Thursday, December 5, 2013

Update Dec. 4

Students received a handout including lists of adjectives to describe tone and of rhetorically accurate verbs. These lists should serve as reference tools for when students are writing rhetorical précis or essays.
 
Students worked in small groups to analyze Berry's essay "Waste" using the following questions.

Vocabulary
·         Iconoclastic
·         Aphorism
·         Reciprocate
·         Husbandry
·         Dissent
·         Ubiquitous
·         Symbiosis
·         Affluence
·         Desecrate

Reason, Relate, and Record

1)      Based on your experience, what is the value of growing a family garden? What can be learned from the experience? How might it affect family culture? How might it affect the economy of the nation?

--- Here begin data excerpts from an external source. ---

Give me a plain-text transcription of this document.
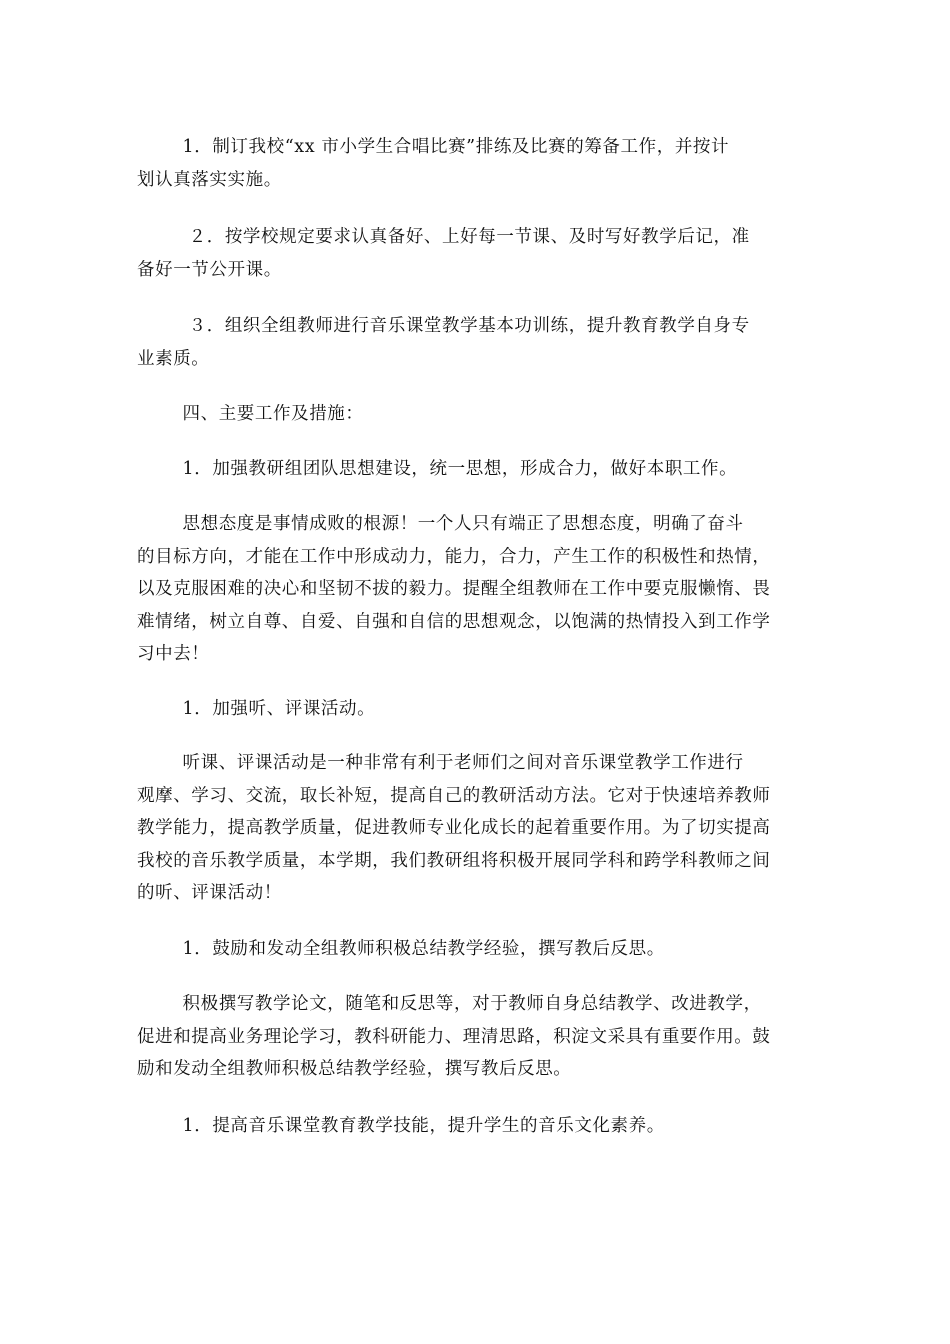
1．制订我校“xx 市小学生合唱比赛”排练及比赛的筹备工作，并按计
划认真落实实施。

２．按学校规定要求认真备好、上好每一节课、及时写好教学后记，准
备好一节公开课。

３．组织全组教师进行音乐课堂教学基本功训练，提升教育教学自身专
业素质。

四、主要工作及措施：

1．加强教研组团队思想建设，统一思想，形成合力，做好本职工作。

思想态度是事情成败的根源！一个人只有端正了思想态度，明确了奋斗
的目标方向，才能在工作中形成动力，能力，合力，产生工作的积极性和热情，
以及克服困难的决心和坚韧不拔的毅力。提醒全组教师在工作中要克服懒惰、畏
难情绪，树立自尊、自爱、自强和自信的思想观念，以饱满的热情投入到工作学
习中去！

1．加强听、评课活动。

听课、评课活动是一种非常有利于老师们之间对音乐课堂教学工作进行
观摩、学习、交流，取长补短，提高自己的教研活动方法。它对于快速培养教师
教学能力，提高教学质量，促进教师专业化成长的起着重要作用。为了切实提高
我校的音乐教学质量，本学期，我们教研组将积极开展同学科和跨学科教师之间
的听、评课活动！

1．鼓励和发动全组教师积极总结教学经验，撰写教后反思。

积极撰写教学论文，随笔和反思等，对于教师自身总结教学、改进教学，
促进和提高业务理论学习，教科研能力、理清思路，积淀文采具有重要作用。鼓
励和发动全组教师积极总结教学经验，撰写教后反思。

1．提高音乐课堂教育教学技能，提升学生的音乐文化素养。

2)      Why does Berry refer to flag burning? What point is he making and why is this likely to be rhetorically effective?

3)      Why does Berry use lists in the first two paragraphs? What rhetorical effect does this have?

4)      What is the rhetorical effect of Berry’s use of the word “Creation”?

5)      Which words does Berry surround with quotation marks? What is the rhetorical effect?

6)      What does Berry mean by “food economy”?

7)      Why does Berry include the images of “classrooms full of children who lack the experience and discipline of fundamental human tasks” and “various institutions full of still capable old people who are useless and lonely”? According to Berry, what has caused this human waste? Why did he focus his readers’ attention on these particular populations of people?

8)      Which sentences convey Berry’s main ideas? How many main ideas does the essay have?

9)      Which of the sentences is the thesis statement?

10)   Write a rhetorical précis for Berry’s essay.

Extra Credit: Conduct a word study on “waste”.
Note: To receive extra credit, your word study must be insightful and demonstrate that you have taken the subject to heart.
Include the following elements, each with a principle reasoned.

1)      Key roots from the etymology

2)      2 scriptural passages that reflect different ideas about waste

3)      1 quotation from a living prophet

4)      Berry’s definition of waste (What does he mean by human waste?)

5)      Your personal application of what you have learned.

Homework: Students should be about halfway done with their Berry questions by the start of class.